Sebbene da marzo siamo stati invasi da pareri e commenti medico-scientifici, il dibattito non si è concentrato su quale potrebbe essere lo scenario dell'impatto della pandemia sulla salute mentale. Nella primavera scorsa, nel suo intervento in uno dei webinar che l'Associazione Luca Coscioni ha organizzato durante il lockdown, Fabrizio Starace, Direttore del Dipartimento di Salute Mentale e Dipendenze Patologiche dell'AUSL di Modena, ha ricordato che "se la grande tragedia collettiva, le migliaia di morti, le decine di migliaia di contagi hanno determinato un impegno senza precedenti del servizio sanitario nazionale, non altrettanto si può dire della capacità di lettura, delle azioni di coordinamento e di concreto intervento per la salute mentale ed il sostegno psicosociale". Se quindi non eravamo pronti alla pandemia, ma col tempo ci siamo organizzati per il "primo soccorso", l'attenzione alla salute mentale è rimasta un argomento per conciliaboli di esperti.

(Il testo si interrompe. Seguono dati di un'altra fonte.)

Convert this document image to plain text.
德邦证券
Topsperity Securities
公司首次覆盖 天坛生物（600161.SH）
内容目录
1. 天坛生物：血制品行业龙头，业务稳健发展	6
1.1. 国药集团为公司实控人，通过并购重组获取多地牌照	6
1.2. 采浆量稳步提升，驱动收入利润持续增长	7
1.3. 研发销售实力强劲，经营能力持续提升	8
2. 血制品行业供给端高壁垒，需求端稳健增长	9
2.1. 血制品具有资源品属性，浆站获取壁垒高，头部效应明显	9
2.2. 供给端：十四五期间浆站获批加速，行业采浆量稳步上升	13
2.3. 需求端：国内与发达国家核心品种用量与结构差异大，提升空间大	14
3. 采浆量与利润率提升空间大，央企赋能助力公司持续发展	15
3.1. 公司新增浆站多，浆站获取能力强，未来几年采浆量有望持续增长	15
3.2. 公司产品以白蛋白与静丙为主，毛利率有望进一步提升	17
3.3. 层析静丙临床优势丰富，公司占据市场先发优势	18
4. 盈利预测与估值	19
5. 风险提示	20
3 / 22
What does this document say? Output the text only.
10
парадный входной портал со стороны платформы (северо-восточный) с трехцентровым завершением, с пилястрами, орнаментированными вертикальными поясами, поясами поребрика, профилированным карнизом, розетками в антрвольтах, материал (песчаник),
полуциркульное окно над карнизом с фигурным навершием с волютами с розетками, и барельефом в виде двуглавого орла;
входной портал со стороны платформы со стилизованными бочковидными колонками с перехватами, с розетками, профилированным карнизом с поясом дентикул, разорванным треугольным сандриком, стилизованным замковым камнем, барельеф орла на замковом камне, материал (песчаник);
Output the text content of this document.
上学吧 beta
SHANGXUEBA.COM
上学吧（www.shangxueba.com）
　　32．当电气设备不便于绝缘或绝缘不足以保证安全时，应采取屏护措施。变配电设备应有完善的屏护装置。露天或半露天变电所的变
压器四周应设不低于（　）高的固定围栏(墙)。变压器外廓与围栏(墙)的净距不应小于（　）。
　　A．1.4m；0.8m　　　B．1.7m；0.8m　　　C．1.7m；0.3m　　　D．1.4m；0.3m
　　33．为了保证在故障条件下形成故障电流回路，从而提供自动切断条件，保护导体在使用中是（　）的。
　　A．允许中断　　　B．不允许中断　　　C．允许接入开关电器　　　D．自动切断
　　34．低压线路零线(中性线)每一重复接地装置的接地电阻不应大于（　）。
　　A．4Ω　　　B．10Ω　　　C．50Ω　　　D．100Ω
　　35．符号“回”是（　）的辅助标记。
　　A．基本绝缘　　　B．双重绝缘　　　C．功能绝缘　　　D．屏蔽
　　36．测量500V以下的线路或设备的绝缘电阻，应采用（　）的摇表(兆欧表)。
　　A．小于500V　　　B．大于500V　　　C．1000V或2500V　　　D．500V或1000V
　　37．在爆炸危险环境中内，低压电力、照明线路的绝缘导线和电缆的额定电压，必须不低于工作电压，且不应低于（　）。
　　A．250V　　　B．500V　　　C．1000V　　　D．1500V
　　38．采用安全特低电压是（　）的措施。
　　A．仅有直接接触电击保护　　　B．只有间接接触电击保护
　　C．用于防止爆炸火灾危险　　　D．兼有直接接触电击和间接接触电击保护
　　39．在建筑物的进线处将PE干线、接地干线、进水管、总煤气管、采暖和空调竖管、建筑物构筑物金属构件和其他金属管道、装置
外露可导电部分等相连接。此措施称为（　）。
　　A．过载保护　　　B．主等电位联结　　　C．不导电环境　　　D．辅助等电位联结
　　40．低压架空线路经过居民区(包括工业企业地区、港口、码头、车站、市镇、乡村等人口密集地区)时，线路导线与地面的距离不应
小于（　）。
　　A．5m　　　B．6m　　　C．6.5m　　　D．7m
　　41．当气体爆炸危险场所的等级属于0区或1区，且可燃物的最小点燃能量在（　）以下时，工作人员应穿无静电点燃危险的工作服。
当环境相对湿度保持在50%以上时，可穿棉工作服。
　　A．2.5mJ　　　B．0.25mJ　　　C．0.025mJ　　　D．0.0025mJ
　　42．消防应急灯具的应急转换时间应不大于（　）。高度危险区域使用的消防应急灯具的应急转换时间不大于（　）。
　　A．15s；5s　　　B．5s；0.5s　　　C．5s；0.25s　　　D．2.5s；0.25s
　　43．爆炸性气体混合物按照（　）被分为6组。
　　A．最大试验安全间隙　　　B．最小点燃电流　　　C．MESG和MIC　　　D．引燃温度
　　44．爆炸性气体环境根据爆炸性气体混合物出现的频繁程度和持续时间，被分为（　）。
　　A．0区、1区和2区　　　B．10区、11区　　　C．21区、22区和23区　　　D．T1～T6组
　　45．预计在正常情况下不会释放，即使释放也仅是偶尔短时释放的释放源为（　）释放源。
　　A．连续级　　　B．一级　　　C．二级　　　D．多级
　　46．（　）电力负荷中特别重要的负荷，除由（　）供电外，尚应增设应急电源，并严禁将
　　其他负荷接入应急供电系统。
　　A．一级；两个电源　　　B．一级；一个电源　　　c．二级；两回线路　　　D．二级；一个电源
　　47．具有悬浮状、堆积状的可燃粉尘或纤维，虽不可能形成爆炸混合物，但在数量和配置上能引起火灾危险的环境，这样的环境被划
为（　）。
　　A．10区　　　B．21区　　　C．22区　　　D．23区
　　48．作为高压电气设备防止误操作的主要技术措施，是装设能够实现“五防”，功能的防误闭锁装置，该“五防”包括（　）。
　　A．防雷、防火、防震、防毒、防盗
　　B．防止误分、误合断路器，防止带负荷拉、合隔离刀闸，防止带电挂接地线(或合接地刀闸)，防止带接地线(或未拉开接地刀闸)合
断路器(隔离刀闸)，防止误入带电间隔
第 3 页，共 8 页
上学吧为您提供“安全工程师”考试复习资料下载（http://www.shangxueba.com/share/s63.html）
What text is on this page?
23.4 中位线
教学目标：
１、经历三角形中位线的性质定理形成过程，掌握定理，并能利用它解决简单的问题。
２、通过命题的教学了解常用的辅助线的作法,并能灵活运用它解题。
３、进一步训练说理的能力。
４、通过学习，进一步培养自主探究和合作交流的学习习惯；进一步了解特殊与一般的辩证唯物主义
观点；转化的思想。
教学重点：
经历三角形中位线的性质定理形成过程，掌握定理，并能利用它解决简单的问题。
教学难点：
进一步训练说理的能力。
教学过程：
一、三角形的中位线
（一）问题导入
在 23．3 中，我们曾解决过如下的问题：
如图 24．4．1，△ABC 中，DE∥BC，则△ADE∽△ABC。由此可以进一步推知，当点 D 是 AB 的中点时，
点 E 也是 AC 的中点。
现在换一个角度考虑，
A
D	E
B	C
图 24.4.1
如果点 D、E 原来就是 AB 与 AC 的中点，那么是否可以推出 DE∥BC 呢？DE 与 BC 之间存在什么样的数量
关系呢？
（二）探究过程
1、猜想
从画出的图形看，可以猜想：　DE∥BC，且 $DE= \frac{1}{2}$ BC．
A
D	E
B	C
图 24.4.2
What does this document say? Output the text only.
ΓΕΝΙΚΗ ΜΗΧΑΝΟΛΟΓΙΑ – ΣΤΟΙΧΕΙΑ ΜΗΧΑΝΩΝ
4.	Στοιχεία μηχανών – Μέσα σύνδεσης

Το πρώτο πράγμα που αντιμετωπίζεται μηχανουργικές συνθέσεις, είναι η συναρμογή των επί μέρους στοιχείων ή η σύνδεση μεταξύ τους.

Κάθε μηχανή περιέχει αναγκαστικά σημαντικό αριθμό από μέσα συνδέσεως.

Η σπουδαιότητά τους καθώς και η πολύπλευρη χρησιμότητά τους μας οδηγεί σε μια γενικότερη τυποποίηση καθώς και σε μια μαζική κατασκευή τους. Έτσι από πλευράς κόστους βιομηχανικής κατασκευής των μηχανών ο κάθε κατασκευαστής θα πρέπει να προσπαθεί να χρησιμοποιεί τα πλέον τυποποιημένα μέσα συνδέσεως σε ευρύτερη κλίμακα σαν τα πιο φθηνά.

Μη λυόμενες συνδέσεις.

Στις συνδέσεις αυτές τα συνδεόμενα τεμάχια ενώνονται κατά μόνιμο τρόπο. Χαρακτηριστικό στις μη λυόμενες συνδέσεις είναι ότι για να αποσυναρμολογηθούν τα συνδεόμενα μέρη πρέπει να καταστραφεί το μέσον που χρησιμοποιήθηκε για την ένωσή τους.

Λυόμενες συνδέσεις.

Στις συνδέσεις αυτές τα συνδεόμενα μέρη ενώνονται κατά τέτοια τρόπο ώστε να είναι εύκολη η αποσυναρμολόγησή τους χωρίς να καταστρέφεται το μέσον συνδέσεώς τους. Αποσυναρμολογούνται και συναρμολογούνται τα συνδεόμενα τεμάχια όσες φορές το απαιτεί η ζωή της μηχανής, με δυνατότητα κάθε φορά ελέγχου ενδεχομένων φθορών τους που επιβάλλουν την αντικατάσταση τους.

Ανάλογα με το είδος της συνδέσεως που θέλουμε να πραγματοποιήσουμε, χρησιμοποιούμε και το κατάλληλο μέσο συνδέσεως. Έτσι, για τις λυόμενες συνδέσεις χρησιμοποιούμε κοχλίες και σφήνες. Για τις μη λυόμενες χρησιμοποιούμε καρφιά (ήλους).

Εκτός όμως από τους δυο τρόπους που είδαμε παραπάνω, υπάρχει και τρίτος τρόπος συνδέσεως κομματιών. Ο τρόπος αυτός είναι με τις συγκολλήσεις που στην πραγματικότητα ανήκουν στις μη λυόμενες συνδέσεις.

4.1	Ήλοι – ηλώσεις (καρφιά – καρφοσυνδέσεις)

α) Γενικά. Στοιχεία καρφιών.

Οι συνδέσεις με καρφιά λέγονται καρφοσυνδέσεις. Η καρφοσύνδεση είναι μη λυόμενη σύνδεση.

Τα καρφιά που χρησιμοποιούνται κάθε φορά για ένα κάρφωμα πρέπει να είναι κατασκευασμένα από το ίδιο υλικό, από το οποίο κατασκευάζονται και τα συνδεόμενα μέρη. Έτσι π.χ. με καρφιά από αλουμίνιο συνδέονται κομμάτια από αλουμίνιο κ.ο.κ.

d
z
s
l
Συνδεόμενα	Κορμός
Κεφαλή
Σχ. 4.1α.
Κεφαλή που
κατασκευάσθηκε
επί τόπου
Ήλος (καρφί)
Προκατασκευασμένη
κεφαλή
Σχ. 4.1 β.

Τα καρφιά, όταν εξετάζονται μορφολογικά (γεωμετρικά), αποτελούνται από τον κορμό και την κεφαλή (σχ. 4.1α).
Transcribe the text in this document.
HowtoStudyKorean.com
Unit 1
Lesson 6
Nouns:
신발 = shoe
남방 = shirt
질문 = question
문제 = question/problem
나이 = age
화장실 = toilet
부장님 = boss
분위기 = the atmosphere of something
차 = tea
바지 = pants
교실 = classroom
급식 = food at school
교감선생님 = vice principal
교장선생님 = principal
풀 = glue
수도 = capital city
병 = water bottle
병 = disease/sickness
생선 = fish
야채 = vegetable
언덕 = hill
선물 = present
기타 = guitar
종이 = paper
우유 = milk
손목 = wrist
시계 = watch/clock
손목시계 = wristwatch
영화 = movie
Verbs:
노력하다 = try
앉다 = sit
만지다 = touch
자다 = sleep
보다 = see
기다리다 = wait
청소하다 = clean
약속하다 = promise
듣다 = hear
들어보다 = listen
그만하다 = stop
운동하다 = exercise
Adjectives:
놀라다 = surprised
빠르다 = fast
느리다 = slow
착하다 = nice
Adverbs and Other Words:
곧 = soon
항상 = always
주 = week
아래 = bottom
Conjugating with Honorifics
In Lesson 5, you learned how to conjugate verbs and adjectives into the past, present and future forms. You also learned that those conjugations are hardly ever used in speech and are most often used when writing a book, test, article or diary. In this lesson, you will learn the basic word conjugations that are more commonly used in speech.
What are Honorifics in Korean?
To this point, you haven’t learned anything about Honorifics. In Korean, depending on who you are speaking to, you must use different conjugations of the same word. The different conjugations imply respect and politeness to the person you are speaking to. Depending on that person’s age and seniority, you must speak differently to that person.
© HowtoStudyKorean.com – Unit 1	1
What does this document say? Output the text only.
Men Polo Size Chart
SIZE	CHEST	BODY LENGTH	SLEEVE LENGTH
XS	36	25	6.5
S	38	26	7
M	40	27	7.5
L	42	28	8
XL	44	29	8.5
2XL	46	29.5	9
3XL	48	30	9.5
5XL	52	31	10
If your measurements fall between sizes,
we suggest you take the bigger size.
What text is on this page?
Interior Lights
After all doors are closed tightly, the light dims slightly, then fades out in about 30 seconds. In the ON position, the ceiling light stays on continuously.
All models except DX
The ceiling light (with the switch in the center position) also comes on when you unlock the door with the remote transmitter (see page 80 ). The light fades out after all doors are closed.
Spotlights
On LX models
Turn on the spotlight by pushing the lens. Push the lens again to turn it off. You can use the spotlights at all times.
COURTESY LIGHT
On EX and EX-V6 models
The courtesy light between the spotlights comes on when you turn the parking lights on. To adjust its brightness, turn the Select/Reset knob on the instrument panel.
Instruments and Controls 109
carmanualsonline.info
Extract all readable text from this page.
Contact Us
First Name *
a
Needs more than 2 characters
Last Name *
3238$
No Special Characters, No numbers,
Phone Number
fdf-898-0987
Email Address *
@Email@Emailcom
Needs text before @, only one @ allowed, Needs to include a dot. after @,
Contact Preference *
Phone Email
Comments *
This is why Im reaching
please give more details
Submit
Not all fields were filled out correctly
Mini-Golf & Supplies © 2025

Starace faceva inoltre notare che durante una delle conferenze stampa che quotidianamente informavano sullo stato dell'emergenza sanitaria, il capo della Protezione Civile aveva fatto riferimento al "volontariato" e alle "associazioni" senza però fare alcun cenno alla rete dei Dipartimenti di Salute Mentale, ai Consultori, ai Servizi di Psicologia Clinica presenti sui territori maggiormente colpiti dal coronavirus.
Occorre quindi sfruttare questa pausa dall'epidemia per iniziare a prepararsi ad affrontare l'inevitabile picco di disturbi mentali che piano piano inizia ad emergere dopo settimane di grande stress. Occorre che le istituzioni e gli esperti trovino il modo più appropriato per rendere il problema visibile e, come per molti altri aspetti collegati alla crisi sanitaria, si esplorino nuovi modi di re-agire, o si faccia tesoro di esperienze che altrove stanno dando risultati incoraggianti per quanto riguarda le terapie possibili.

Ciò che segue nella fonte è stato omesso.